Seamlessly fusing cultures and sounds, Raf Saperra’s debut mixtape, Ruff Around The Edges, is gaining acclaim globally. GUAP sits with the artist to dig deeper into his creative process and journey.
GUAP: There’s a lot out there about your musical journey. But, it’s a lesser-known fact that you’re a director of music videos, such as that of the late Sidhu Moosewala. How did you get into visual direction? What inspires your visual aesthetic?
RAF: I’ve always been big on movies and cinema, and as a child I wanted to be an actor. But, after looking for work, I realized that I would be boxed in because of how I look. So, that led me to make and write my own stuff, and I loved the narrative power of it. A lot of my work in this space has been with music visuals, and I like to find little ways to shape or form the experience. Since I had no background studying film, I learned through doing and watching other movies. So, I use my directing opportunities to write love letters to cinema and directors I love.
The root of my visual aesthetic goes back to being a kid sitting in the back seat while my mum’s driving and being in my dreamland. I’d look out the window as whatever Bollywood, Punjabi, etc song would play, and I’d imagine myself in the situations and matching visuals. But, I also think learning music has given birth to my visuals, too. As I learned about Raags, I learned they have feelings associated with them, and we even assign certain times of day to them, for example. So I let these many associations guide a final visual product.
GUAP: You just dropped your debut tape: Ruff Around The Edges. Though the tracks are all in Punjabi, there’s so much mass appeal to the tape. How did you create something that’s so authentically you, but still enjoyed many?
RAF: This tape is me saying I am Punjabi, but like many people our age, I’ve been exposed to a lot of different sounds and art. If you listen to the tape from start to end, subconsciously something resonates. As humans, we’re so susceptible to storytelling. If I presented you with 10 bangers, there’s no personality in that. I also could have easily cut down the amount of skits I put in, but that defeats the journey I’m trying to take you on. I want to tell you a bit more about me, and that happened by lacing everything in the tape with cinema.
GUAP: There’s lots of stereotype-breaking moments throughout your tape. For example, in your track NLS, unlike most Punjabi singers, you used brown-skinned instead of the fair-skinned, when describing the female lead. What role does masculinity have in your music?
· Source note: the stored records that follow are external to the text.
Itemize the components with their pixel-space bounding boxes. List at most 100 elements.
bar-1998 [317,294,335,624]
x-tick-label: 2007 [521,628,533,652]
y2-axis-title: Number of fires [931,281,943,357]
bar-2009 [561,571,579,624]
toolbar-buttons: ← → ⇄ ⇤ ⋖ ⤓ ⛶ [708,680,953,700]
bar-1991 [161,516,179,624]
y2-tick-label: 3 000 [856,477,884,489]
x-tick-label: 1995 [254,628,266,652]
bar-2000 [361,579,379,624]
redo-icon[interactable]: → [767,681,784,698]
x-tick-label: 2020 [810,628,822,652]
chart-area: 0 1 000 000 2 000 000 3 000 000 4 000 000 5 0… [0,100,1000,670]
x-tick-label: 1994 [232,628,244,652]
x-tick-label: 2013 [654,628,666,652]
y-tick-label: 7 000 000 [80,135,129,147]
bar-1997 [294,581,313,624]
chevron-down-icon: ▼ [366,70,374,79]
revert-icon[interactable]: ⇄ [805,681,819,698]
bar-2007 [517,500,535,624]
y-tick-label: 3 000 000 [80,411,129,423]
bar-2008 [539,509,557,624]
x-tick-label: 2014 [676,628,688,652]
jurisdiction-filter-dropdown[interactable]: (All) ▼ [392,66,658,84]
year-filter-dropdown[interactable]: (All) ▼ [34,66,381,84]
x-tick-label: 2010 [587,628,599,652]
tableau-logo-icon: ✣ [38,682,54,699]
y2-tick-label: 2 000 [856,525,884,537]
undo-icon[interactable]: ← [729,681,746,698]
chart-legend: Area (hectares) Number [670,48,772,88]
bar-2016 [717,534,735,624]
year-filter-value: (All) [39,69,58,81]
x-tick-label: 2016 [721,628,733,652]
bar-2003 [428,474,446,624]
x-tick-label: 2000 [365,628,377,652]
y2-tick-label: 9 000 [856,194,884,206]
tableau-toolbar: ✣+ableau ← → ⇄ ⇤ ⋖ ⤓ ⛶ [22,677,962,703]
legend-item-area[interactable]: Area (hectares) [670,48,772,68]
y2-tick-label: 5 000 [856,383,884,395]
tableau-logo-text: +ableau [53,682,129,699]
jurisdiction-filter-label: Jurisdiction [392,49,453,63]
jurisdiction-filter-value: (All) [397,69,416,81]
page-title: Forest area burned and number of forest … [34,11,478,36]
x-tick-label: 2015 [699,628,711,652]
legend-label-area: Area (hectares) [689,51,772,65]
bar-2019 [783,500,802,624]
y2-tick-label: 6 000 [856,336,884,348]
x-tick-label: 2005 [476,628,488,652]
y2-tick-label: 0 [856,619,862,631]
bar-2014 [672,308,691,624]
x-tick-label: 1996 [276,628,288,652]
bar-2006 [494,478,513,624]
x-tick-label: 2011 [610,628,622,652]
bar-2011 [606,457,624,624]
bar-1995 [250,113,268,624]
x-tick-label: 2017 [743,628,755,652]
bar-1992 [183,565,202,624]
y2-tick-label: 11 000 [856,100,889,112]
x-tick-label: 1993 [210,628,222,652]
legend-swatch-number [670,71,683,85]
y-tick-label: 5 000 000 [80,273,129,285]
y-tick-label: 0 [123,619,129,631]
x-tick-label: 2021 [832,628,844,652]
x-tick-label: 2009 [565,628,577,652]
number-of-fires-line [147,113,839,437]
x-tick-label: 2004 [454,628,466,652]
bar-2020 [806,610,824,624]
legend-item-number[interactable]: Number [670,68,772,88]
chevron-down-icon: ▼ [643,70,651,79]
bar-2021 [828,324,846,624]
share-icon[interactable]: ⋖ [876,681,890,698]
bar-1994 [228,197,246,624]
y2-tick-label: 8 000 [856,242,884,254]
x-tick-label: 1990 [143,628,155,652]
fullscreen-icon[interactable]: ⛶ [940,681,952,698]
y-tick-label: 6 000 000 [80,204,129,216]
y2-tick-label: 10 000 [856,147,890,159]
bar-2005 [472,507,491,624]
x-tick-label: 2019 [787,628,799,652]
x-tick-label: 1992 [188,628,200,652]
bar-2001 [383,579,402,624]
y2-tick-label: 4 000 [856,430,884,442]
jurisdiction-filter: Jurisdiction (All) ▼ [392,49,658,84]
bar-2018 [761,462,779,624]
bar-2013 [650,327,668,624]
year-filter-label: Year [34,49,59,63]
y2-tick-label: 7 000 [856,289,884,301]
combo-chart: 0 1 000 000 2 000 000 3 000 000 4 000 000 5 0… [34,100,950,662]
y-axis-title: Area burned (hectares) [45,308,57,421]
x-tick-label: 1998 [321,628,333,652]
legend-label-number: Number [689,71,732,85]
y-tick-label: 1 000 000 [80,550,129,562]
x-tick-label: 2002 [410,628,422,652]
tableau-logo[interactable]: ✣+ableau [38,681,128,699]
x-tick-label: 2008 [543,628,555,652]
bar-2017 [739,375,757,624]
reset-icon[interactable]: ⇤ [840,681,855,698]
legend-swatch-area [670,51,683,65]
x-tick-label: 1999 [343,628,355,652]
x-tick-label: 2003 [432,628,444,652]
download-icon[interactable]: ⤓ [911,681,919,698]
RAF: I believe Punjabi is probably the only language a man can sing from a woman’s perspective, and the poetry isn’t lost. One would assume that our elders may have been a bit more rigid, but they were artistically more fluent in terms of dipping in and out of perspectives and emotions. I don’t think the understanding of masculinity in my tape is anything new to Punjabi culture. I’m not trying to bring this back. This is just me, and I package it in my work.
GUAP: How would you like this mixtape to be received?
RAF: I want it to make people feel. This is a tape that has created dialogue, and I especially love the way people in India received the tape. Seeing people with a different ideology than me, as a diaspora kid, resonating with Modern Mirza and the love from the other side of the border feels like culture for me. Uniting and celebrating the bond rather than differences is the epitome of Raf Saperra.
GUAP: Any advice for young musicians/directors?
RAF: Fight for what you love. On paper, my love for cinema and exploitation films and nostalgic sounds technically shouldn’t work. But, because I do it with intention and authenticity, they work. Be unapologetic. Also, try to bring your heroes into your work, and reflect their genius.